In this previous post I introduced the reader to Professor James Duane. He was not only my favorite prof at Regent University School of Law (Virginia Beach), but he was also one who pulled my proverbial bacon from the bureaucratic fire. Here is the how:
I was a full time pro-life “community organizer” in Wichita after leaving the Fort in ’91. The abortion industry (i.e. Susan Hill and Ulrich Klopfer, with the help of the NOW and ACLU) had pretty much run me out of Fort Wayne on a rail, and I threw myself into pro-life work in Wichita with reckless abandon and good results. Our group, Godarchy Productions, hosted Christian concerts, managed security for sidewalk counseling, continuously confronted the infamous serial killer George Tiller and ran a very successful boycott against the University of Kansas’ abortionist training program which operated out of an HCA hospital (formerly Wesleyan-affiliated) there.
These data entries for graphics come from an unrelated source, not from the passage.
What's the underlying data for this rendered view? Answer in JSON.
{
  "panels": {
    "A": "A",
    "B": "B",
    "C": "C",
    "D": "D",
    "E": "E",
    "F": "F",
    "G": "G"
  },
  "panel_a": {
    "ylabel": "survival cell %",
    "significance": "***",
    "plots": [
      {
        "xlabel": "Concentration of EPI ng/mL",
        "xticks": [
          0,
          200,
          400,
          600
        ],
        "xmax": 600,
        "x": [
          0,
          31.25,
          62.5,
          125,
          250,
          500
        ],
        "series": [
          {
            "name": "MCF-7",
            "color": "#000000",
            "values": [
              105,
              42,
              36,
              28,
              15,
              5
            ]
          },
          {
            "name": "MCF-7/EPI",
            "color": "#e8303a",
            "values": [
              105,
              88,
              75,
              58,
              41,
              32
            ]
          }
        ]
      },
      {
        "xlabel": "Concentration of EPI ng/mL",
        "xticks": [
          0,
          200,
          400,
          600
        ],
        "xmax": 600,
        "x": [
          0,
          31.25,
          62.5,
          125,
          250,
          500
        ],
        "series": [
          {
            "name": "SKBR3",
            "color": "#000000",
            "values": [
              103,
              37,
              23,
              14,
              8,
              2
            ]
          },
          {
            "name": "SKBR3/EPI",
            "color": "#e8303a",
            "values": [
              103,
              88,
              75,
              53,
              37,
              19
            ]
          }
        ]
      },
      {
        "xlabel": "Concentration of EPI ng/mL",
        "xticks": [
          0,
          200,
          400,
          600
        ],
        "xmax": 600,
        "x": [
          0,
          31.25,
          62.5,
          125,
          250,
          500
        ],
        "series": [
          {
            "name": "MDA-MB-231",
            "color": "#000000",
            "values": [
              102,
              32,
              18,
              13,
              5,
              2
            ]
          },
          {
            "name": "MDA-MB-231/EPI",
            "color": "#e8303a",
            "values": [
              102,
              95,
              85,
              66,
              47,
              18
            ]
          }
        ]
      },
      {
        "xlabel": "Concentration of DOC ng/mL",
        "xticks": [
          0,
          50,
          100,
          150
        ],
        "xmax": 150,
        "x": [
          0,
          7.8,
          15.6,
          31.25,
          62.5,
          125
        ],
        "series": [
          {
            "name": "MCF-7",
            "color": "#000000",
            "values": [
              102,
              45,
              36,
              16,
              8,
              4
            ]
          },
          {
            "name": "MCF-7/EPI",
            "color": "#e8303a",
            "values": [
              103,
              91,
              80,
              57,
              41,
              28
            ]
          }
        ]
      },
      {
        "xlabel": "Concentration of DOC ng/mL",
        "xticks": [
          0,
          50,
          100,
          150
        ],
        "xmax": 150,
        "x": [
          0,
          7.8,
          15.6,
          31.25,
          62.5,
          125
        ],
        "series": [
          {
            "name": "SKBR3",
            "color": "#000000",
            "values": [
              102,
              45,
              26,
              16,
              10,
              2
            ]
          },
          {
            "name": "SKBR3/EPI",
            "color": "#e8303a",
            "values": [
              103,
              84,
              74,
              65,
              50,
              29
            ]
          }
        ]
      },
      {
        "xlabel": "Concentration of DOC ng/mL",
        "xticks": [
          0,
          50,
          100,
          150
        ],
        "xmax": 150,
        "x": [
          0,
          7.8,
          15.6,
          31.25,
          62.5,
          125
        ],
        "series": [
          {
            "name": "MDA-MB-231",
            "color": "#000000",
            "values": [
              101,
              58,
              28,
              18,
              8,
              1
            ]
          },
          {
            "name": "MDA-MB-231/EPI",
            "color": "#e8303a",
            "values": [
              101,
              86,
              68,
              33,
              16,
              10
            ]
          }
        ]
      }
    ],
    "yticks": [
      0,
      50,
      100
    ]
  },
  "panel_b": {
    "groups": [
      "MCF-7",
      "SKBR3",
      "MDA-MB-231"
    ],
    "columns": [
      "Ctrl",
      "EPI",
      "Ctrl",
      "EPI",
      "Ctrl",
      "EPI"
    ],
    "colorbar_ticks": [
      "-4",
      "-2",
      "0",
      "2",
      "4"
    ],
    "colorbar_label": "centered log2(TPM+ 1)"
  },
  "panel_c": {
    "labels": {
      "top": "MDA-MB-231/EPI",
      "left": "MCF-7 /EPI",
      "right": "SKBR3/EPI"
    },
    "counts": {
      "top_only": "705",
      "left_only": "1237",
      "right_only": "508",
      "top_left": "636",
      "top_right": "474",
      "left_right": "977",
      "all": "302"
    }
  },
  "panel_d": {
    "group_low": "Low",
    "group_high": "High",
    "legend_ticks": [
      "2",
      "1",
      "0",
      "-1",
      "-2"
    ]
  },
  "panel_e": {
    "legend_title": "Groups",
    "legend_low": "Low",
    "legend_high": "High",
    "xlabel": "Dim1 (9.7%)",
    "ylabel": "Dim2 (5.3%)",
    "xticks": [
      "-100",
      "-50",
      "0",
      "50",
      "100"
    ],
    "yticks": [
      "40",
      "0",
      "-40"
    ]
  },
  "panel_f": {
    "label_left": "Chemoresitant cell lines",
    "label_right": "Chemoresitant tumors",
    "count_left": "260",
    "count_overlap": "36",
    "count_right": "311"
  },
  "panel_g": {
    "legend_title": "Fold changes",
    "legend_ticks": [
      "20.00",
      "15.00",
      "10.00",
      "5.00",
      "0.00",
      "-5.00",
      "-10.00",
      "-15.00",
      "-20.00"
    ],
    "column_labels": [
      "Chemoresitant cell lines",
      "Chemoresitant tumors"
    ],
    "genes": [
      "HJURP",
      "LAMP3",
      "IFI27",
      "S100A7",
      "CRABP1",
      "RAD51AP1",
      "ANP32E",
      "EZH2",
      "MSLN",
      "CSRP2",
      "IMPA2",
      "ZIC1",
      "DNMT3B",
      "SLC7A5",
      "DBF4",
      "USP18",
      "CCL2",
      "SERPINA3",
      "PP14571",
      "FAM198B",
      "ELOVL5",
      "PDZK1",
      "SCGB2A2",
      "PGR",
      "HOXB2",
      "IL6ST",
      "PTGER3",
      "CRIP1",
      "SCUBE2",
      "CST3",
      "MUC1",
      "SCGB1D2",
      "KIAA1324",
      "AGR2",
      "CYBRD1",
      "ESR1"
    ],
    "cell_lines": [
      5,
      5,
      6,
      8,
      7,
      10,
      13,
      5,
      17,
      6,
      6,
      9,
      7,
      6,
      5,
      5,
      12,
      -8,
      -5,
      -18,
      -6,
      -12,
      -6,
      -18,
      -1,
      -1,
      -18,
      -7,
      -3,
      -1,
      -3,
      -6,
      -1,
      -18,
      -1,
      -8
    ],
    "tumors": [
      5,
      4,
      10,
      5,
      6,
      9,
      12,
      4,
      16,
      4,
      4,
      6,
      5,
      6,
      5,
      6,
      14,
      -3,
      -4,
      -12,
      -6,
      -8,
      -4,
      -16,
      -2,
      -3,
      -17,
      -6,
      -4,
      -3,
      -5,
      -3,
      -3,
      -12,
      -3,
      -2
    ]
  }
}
When the controversial (I received numerous threats of violence, including death threats) boycott succeed one of Wichita’s three abortion clinics closed up shop for good. (The Market Street clinic, formerly known at “the crypt.”)
I made more than a few friends in Wichita and many, many high placed enemies. This initial post puts much of it in historic perspective.
Come November, 1992, my father, John R. Brown, challenged me to continue my quest to become an attorney. I had done quite well on the LSAT and been seated in law school at Indiana University twice. In both instances my work in the Movement had caused me to forgo attending law school. In November of ’92 my Dad sprung for tickets for me to attend a Regent University preview weekend, where I met Professor Jim Duane and attended a session similar to the one presented at the end of this post.
I was more than favorable impressed with Jim, with the Dean Herb Titus and with Regent in general. I applied once I returned to Kansas.
I was accepted and received a scholarship for my community organizer work. (Obama and I really need to have lunch and compare notes sometime.) I started my schooling at Regent in August, 1993. At the end of the first year of law school I caught up with Professor Jim Duane at an after hours party and he shared this story with me …
One day in January, 1993, Professor Duane happened to drop by Professor Doug Cook’s office. Cook was on the entrance committee and had two piles of applications on his desk. One pile was destined to receive a letter of acceptance to Regent, the other a letter of denial. As fate would have it, I was on the top of one of those piles when Jim wandered into Doug’s office. I was in the rejection pile.
Jim vouched for me to Doug and asked why I was being rejected. Doug shared that while I had fine credentials, Dean Herb Titus has determined that my many arrests and lawsuits would cause too many state bar committees to look unfavorably upon me and thus deny me entrance. Professor Duane had studied my file, realized that I had prevailed in most all of those situations through my own pre-law school lawyering, and informed Professor Cook that he was vouching for me. Professor Duane then picked up my file and moved it into the acceptance basket.
Seven months later I was at Regent and Dean Herb Titus was not. He had been fired, ostensibly because he, like me, was too outspoken and had battled the Left too hard in his days at the ramparts.
I took to law school pretty well. I married Anne Walker between my first and second year, one of my best decisions ever, and worked with Jay Sekulow’s American Center for Law and Justice through most of my time in Virginia Beach (mostly writing copy for publications with Keith Fornier). I graduated law school summa cum laude, second my my class of about 100, in May, 1996 … without a single prospect for employment.
It seemed that pro-life community organizer on the resume was not nearly as helpful as Mr. Obama’s pro-labor community organizing turned out to be. That is a reprise that could be played over and over when viewing my “career path.”
More on that later and how my family’s prayers for post-law school employment were answered at 11:59 pm on the clock of Fate. For today’s post we have to end on this note:
I applied to three state bars right out of law school. Indiana, Kansas and Montana. Seemed like three good states to go move to, without a job, and start my search for a mission. I had spoken only to one Indiana attorney, and he was the kind of pro-life attorney that the Indiana bar loves. He told me that he would not hire me were I the last attorney on Earth due to my pre-law school pro-life activism.
Like that Indiana pro-life attorney, the Indiana bar resisted admitting me in 1996. Rather like they did in 2007. But I get ahead of myself … That is the subject of tomorrow’s post.
I thank God for Jim Duane, for it had not been for him speaking up for me when I was in the wrong Tidewater out basket I would not have been able to have the great experiences that awaited me at Regent and beyond.
More on those to come as I finish my swan song.